The results show that we can produce a cellular, tissue-engineered airway with mechanical properties that allow normal functioning, and which is free from the risks of rejection.
Castillo is the first person to have an engineered trachea transplant, The Guardian says. She has had her new windpipe for several months without immunosuppressants - a breakthrough in surgery.
Besides giving hope to those who need transplants, Castillo's case is also important to the debate over whether to allow stem-cell research which destroys embryos.

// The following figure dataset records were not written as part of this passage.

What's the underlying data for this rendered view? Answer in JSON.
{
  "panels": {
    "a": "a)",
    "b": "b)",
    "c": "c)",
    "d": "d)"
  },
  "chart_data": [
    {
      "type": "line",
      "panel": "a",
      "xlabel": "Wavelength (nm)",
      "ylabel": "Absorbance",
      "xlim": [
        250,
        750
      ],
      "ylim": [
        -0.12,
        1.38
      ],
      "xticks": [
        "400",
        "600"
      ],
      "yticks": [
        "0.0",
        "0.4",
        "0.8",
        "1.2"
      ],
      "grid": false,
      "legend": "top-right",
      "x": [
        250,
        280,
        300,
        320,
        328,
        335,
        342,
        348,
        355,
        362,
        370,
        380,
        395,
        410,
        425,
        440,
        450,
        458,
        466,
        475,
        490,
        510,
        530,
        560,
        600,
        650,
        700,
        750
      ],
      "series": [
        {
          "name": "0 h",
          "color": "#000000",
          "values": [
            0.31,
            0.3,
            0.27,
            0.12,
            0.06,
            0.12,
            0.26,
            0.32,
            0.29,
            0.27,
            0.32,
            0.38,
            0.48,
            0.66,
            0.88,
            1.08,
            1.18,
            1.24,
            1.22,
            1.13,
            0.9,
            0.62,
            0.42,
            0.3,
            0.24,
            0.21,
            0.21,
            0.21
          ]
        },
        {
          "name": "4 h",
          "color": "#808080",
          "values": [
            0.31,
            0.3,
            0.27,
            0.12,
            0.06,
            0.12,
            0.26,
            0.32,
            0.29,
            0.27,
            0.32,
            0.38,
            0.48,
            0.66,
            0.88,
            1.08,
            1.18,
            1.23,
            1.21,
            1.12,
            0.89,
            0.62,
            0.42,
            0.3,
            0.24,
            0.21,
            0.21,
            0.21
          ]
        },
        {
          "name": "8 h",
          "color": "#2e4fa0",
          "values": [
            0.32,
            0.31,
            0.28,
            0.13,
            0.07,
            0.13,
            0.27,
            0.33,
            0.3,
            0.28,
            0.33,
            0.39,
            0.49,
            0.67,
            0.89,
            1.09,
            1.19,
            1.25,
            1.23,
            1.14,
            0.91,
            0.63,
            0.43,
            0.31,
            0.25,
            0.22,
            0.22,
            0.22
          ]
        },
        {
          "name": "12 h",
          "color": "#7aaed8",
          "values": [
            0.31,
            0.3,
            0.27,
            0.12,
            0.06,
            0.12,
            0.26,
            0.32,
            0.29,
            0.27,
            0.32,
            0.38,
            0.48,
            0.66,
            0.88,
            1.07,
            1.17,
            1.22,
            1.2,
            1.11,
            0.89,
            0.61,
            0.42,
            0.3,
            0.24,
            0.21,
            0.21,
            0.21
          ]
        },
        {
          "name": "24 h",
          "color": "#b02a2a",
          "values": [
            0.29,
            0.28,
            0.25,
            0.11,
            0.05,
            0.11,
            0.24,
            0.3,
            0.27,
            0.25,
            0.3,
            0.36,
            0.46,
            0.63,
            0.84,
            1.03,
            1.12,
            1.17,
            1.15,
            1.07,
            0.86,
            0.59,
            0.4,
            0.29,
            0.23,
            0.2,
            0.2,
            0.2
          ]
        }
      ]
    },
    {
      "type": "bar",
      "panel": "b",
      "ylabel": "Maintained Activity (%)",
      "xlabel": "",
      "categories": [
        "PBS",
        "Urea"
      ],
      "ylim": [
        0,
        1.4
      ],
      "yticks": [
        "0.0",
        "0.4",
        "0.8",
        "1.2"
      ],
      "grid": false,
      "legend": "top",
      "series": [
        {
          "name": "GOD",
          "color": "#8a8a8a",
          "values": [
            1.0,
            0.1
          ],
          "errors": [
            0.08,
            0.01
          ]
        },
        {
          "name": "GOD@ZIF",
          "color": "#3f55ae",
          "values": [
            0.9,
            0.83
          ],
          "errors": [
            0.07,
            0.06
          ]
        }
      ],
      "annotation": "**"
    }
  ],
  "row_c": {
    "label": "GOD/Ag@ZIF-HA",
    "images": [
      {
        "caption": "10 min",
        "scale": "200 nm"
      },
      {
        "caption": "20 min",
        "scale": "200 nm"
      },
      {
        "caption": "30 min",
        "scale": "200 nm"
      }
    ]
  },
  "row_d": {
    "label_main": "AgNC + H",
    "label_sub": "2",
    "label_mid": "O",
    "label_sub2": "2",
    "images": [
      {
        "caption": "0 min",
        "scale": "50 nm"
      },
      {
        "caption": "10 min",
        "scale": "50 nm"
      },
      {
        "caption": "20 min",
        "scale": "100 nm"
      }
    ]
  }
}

"Engineering new tissues and organs from stem cells has long been a goal of researchers, because it would help overcome a chronic shortage of donor organs." NPR says. "But controversies over the source of stem cells have slowed research in the United States."
However the transplant, rather than highlighting limitations, is another victory for ethical (and legal) stem-cell research. In its Q&A on stem-cells, CNN says "In the past, because adult stem cells were considered stuck in their ways, the focus had been on embryonic cells but now scientists and doctors will be wanting to see if adult cells can be used to treat a wider range of conditions."